Unity and Uniformity
‘We’re all in this together’ – do you remember that rallying cry a couple months back as political leaders sought to unite the country in the face the UK pandemic. A version of ‘togetherness’ soon overshadowed by the reality of a virus discriminately attacking those with underlying conditions; in lower income brackets; men more than women; those identifying as BAME.
And even in our daily lives, perhaps you, like me, knew that in reality our ‘togetherness’ was as diverse as our many varied living situations.
A romanticised version of togetherness is no basis for unity.
A shift in the media portrayal of unity was captured a few weeks ago in an anonymised poem doing the rounds on social platforms. “We are in the same storm, but not in the same boat ”.
( the talk on Sunday used this analogy –a really helpful take on a familiar bible passage: https://www.stjohnsblackheath.org.uk/category/sunday-services)
I really like the imagery. Different boats weathering the same storm. A more authentic version of ‘togetherness’. One that speak to the reality of diversity and inequality. Of a unity that makes room for individuality.
And yet, even our longing for justice, our passionate ‘wokeness’ can never be the basis for lasting unity.
With lockdown easing, the togetherness message seems to be cracking. Suddenly friends and neighbours are voicing deeply opposing views about pretty much everything related to Covid-19! Masks; schools re-opening, safety at work, public transport, furlough funding, releasing healthy elders from social isolation.

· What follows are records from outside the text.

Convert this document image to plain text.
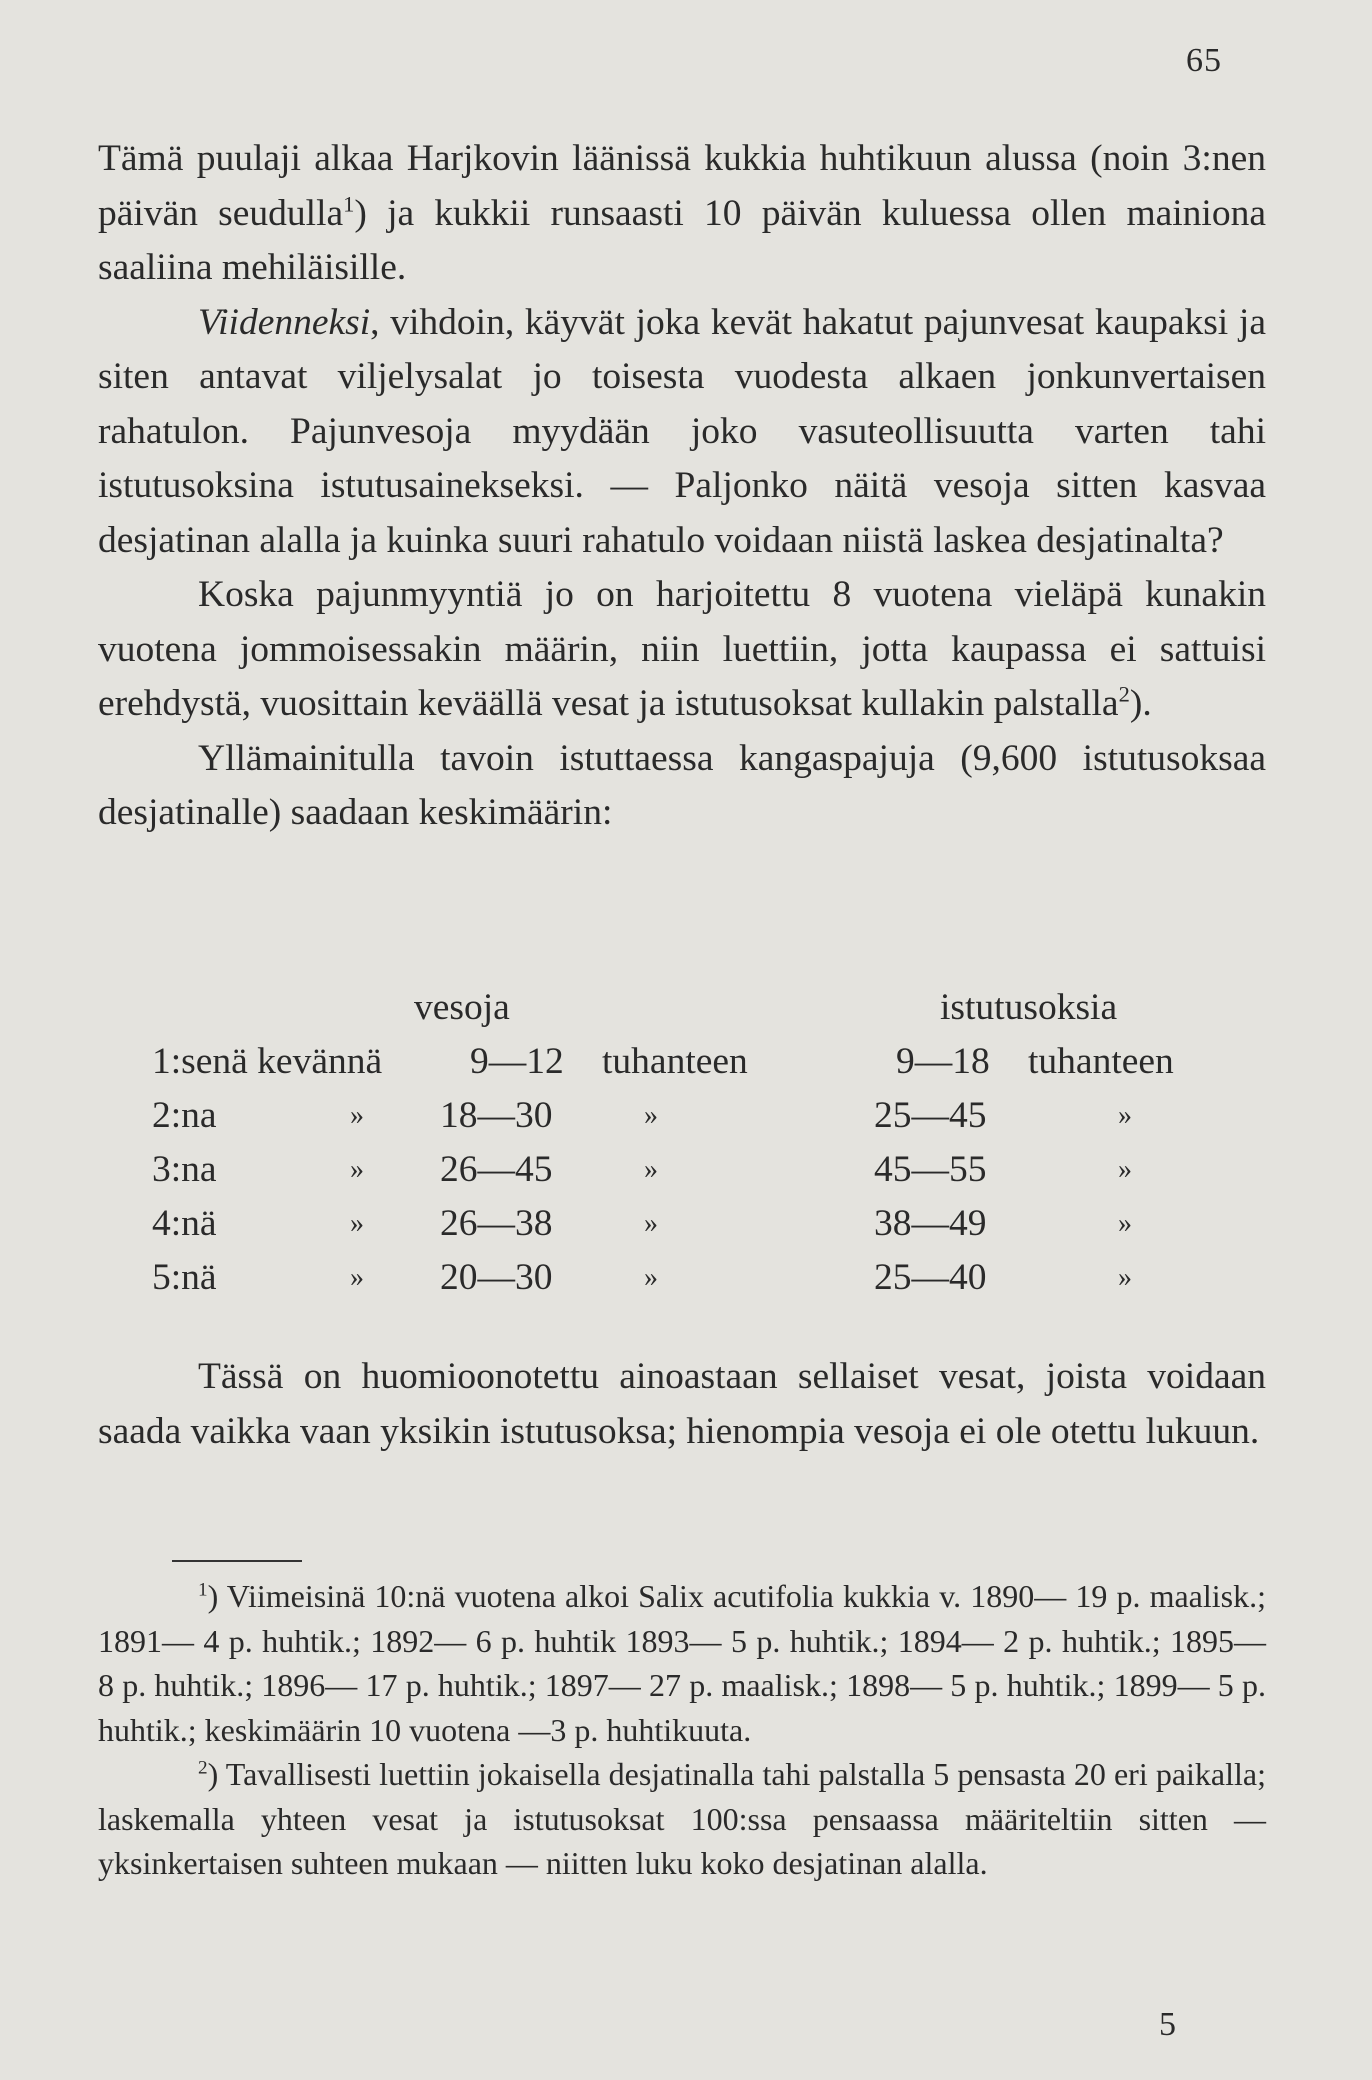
65

Tämä puulaji alkaa Harjkovin läänissä kukkia huhtikuun alussa (noin 3:nen päivän seudulla$^1$) ja kukkii runsaasti 10 päivän kuluessa ollen mainiona saaliina mehiläisille.

Viidenneksi, vihdoin, käyvät joka kevät hakatut pajunvesat kaupaksi ja siten antavat viljelysalat jo toisesta vuodesta alkaen jonkunvertaisen rahatulon. Pajunvesoja myydään joko vasuteollisuutta varten tahi istutusoksina istutusainekseksi. — Paljonko näitä vesoja sitten kasvaa desjatinan alalla ja kuinka suuri rahatulo voidaan niistä laskea desjatinalta?

Koska pajunmyyntiä jo on harjoitettu 8 vuotena vieläpä kunakin vuotena jommoisessakin määrin, niin luettiin, jotta kaupassa ei sattuisi erehdystä, vuosittain keväällä vesat ja istutusoksat kullakin palstalla$^2$).

Yllämainitulla tavoin istuttaessa kangaspajuja (9,600 istutusoksaa desjatinalle) saadaan keskimäärin:

vesoja	istutusoksia
1:senä kevännä 9—12 tuhanteen	9—18 tuhanteen
2:na	» 18—30	»	25—45	»
3:na	» 26—45	»	45—55	»
4:nä	» 26—38	»	38—49	»
5:nä	» 20—30	»	25—40	»

Tässä on huomioonotettu ainoastaan sellaiset vesat, joista voidaan saada vaikka vaan yksikin istutusoksa; hienompia vesoja ei ole otettu lukuun.

$^1$) Viimeisinä 10:nä vuotena alkoi Salix acutifolia kukkia v. 1890— 19 p. maalisk.; 1891— 4 p. huhtik.; 1892— 6 p. huhtik 1893— 5 p. huhtik.; 1894— 2 p. huhtik.; 1895— 8 p. huhtik.; 1896— 17 p. huhtik.; 1897— 27 p. maalisk.; 1898— 5 p. huhtik.; 1899— 5 p. huhtik.; keskimäärin 10 vuotena —3 p. huhtikuuta.

$^2$) Tavallisesti luettiin jokaisella desjatinalla tahi palstalla 5 pensasta 20 eri paikalla; laskemalla yhteen vesat ja istutusoksat 100:ssa pensaassa määriteltiin sitten — yksinkertaisen suhteen mukaan — niitten luku koko desjatinan alalla.

5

It feels a bit ‘stingy’ (as my children used to say when it really hurt and they were trying to be brave!). And yes, it does sting.
As Christians our unity does not depend on agreeing about everything, on following a prescriptive set of rules and regulations.
Our unity is found in Jesus. God’s only son, sacrificed for us, dying on a cross, so that we could be united once more to God the Father, as his sons and daughters. (1Peter 3:18, John 3:16) Jesus, who when he looked at those who crucified him, simply forgave them.(Luke 23:34)
Online Church attendance has soared. There is a searching for meaning; for a common understanding of what’s going on in the world. Let’s bring the unity we have in Jesus to those discussions. Let’s share what we have together in the one who alone has the power to forgive our sins and unite us back to God, our Father.
Because of Jesus we can always swallow our pride, lay it down, and accept one another, just as Christ accepted each one of us, in order to bring praise to God. (Romans 15:7)
In Jesus we have a gift of unity, without being bound by a false sense of uniformity.
By Victoria Alexander, Pastoral Co-ordinator
Father God, thank you for the unity we have in Jesus. Give us grace to hold fast to all that we have in Him. Amen.